Publishers encourage the public posting of the raw data outputs of research.
Sets or sub-sets of data that are submitted with a paper to a journal should
wherever possible be made freely accessible to other scholars.”
Combined with the acceptance and increasingly widepread adoption of the Panton Principles (http://pantonprinciples.org/), it is now possible to articulate policies that are consistent with the publication and reuse of Open Data.
We would like to ask your for clarification on several points with respect to your journals. It will help everyone if your answers are clear so that users of your material can know what they may and may not do without requesting further permission.
1. May users extract raw data and metadata (contextual facts about data collection) from supplementary information published in your journal?
2. May users extract raw data and metadata from figures, tables, and text in the narrative of your published articles?
3. May users extract this information from freely available articles and supplementary information, as well as those that are available by subscription only? For the latter, users would obtain access through an existing subscription.
4. May the extracted data be used as Open Data [1,2] without discrimination against users, groups, or fields of endeavor?
5. May users expose the extracted data as Open Data [1,2], in a manner consistent with the Panton Principles (http://pantonprinciples.org/)? Specifically, may they expose the extracted data on the internet under a Public Domain, PDDL (http://www.opendatacommons.org/licenses/pddl/) or CC0 waiver (http://wiki.creativecommons.org/CC0)?

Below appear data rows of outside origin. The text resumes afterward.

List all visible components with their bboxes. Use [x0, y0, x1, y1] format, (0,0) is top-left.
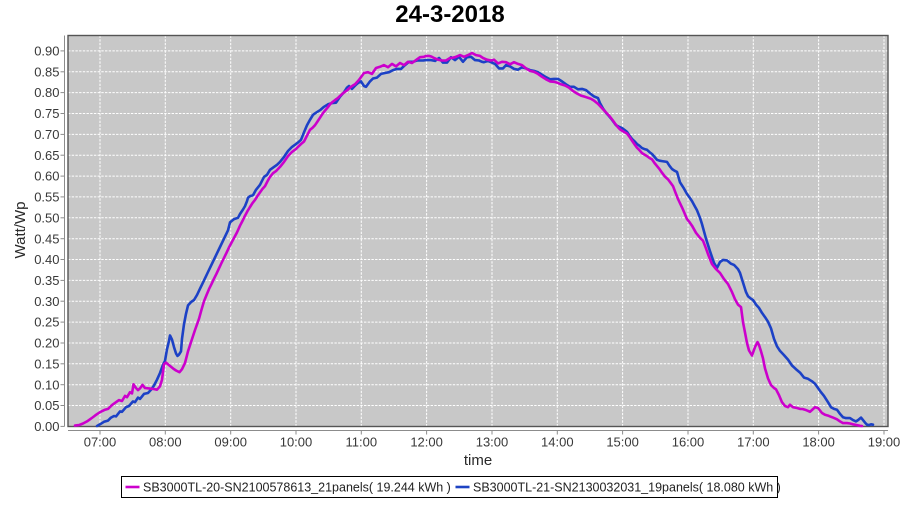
svg-text:0.20: 0.20: [34, 336, 59, 351]
svg-text:14:00: 14:00: [541, 435, 574, 450]
svg-text:SB3000TL-20-SN2100578613_21pan: SB3000TL-20-SN2100578613_21panels( 19.24…: [143, 481, 451, 495]
svg-text:time: time: [464, 452, 492, 469]
svg-text:24-3-2018: 24-3-2018: [395, 1, 504, 28]
svg-text:07:00: 07:00: [84, 435, 117, 450]
svg-text:11:00: 11:00: [346, 435, 378, 450]
svg-text:SB3000TL-21-SN2130032031_19pan: SB3000TL-21-SN2130032031_19panels( 18.08…: [473, 481, 781, 495]
svg-text:0.80: 0.80: [34, 85, 59, 100]
svg-text:0.05: 0.05: [34, 398, 59, 413]
svg-text:0.85: 0.85: [34, 64, 59, 79]
svg-text:10:00: 10:00: [280, 435, 313, 450]
svg-text:0.30: 0.30: [34, 294, 59, 309]
svg-text:0.75: 0.75: [34, 106, 59, 121]
svg-text:13:00: 13:00: [476, 435, 509, 450]
svg-text:0.25: 0.25: [34, 315, 59, 330]
svg-text:0.65: 0.65: [34, 148, 59, 163]
svg-text:0.55: 0.55: [34, 190, 59, 205]
svg-text:15:00: 15:00: [606, 435, 639, 450]
svg-text:08:00: 08:00: [149, 435, 182, 450]
svg-text:0.60: 0.60: [34, 169, 59, 184]
svg-text:18:00: 18:00: [802, 435, 835, 450]
svg-text:0.70: 0.70: [34, 127, 59, 142]
svg-text:Watt/Wp: Watt/Wp: [12, 202, 29, 259]
svg-text:16:00: 16:00: [672, 435, 705, 450]
svg-text:19:00: 19:00: [868, 435, 900, 450]
svg-text:0.50: 0.50: [34, 210, 59, 225]
svg-text:0.45: 0.45: [34, 231, 59, 246]
svg-text:17:00: 17:00: [737, 435, 770, 450]
svg-text:09:00: 09:00: [214, 435, 247, 450]
svg-text:12:00: 12:00: [410, 435, 443, 450]
svg-text:0.35: 0.35: [34, 273, 59, 288]
svg-text:0.40: 0.40: [34, 252, 59, 267]
svg-text:0.15: 0.15: [34, 356, 59, 371]
svg-text:0.90: 0.90: [34, 44, 59, 59]
svg-text:0.00: 0.00: [34, 419, 59, 434]
svg-text:0.10: 0.10: [34, 377, 59, 392]
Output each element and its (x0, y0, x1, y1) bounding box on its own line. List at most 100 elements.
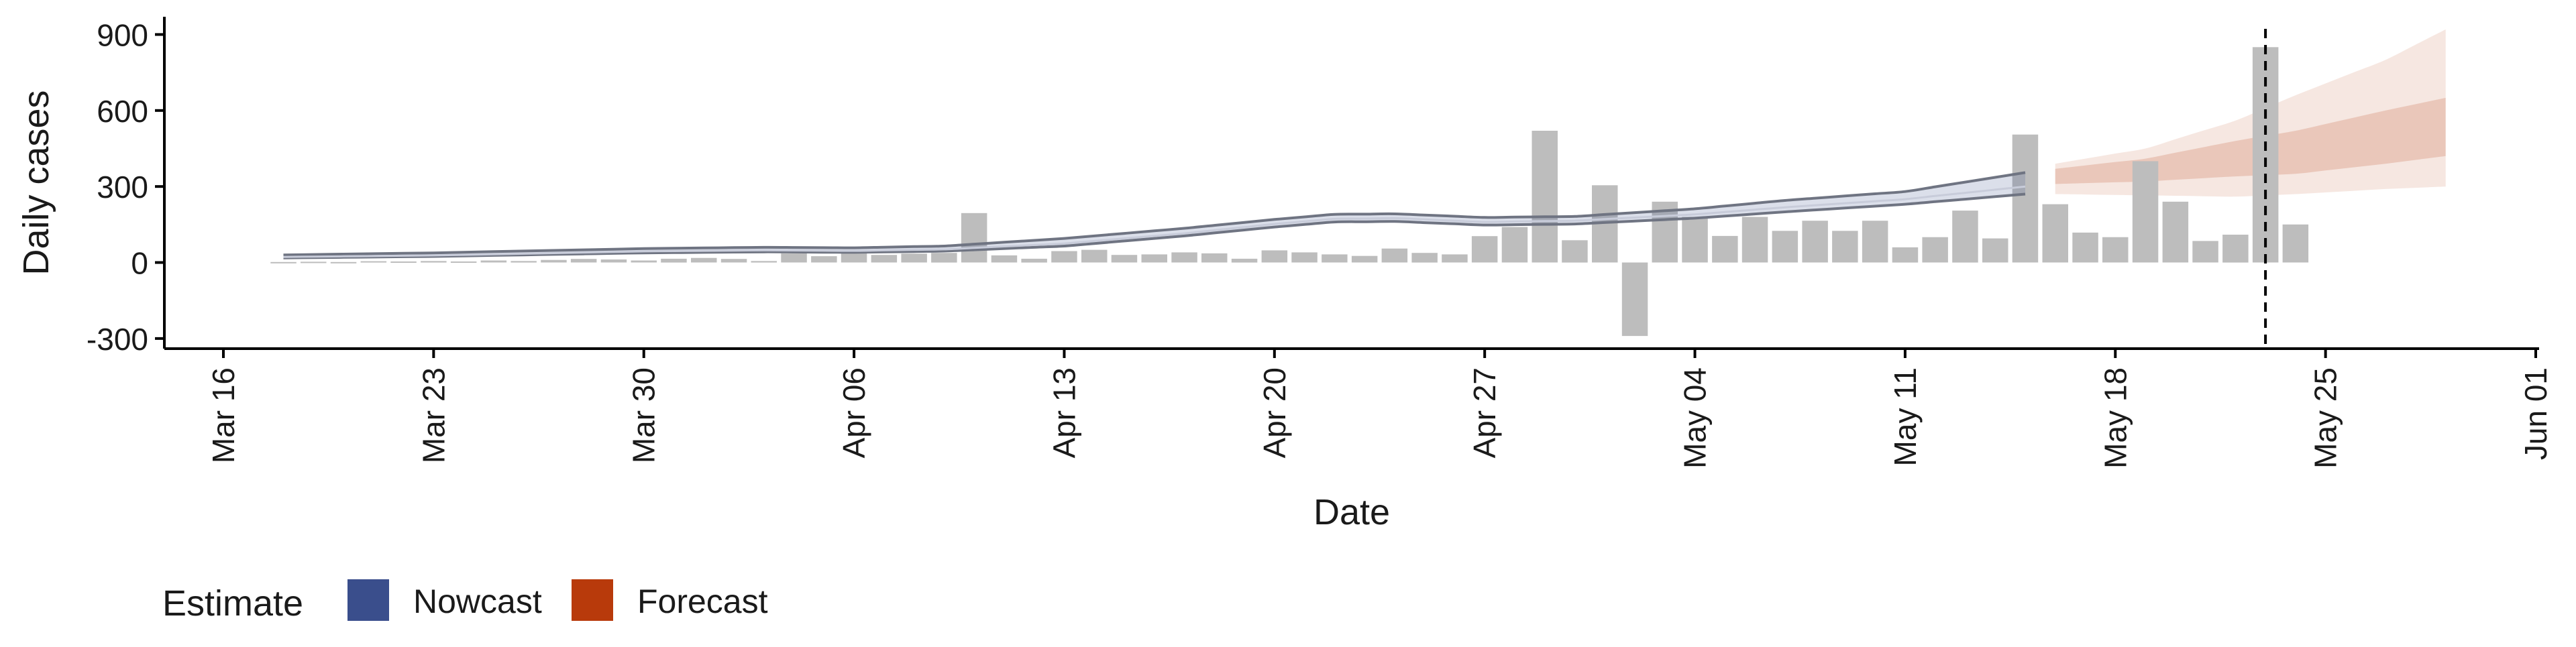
bar (631, 260, 657, 263)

6. May users obtain articles and supplementary materials (other than audio and video) from your website via automated means for the purposes of extracting raw data, if it is done in a manner that does not place undue burden on your resources? Users would obtain access through an existing subscription where necessary.
7. Will you consider displaying the OKF’s “Open Data” button (http://opendefinition.org/button) as a means of clarifying to readers and users the Open parts of your material?
Our questions are being asked through the OKF’s IsItOpen(Data) service (http://www.isitopendata.org), which has been designed to clarify in what sense published and online datasets are actually open. IsItOpen(Data) saves everyone time by allowing a question to be asked just once and making the reply permanently visible in a high-profile site.
On behalf of the scientific community, thank you in advance for your response. The clear labelling of Openness will save scientists hundreds of years’ work per year in asking permission and speculating. Enabling open access data, both for use and reuse, will help to validate published findings, discourage fraud and misconduct, and explore new research areas. Your clear support for these principles will demonstrate the value you place on these activities and surely benefits science.
We look forward to hearing from you. Could you let us know the timeframe in which we might expect a response?
Heather Piwowar, firstname.lastname@example.org
Peter Murray-Rust, email@example.com
on behalf of the Open Knowledge Foundation, http://okfn.org/
Sent by “Is It Open Data?” http://isitopendata.org/ A service which helps scholars (and others) to request information about the status and licensing of data and content.
Disclaimer: This message and any reply that you make will be published on the internet for anyone to access and copy. For more information see:
ETA: Removed link to responses for now.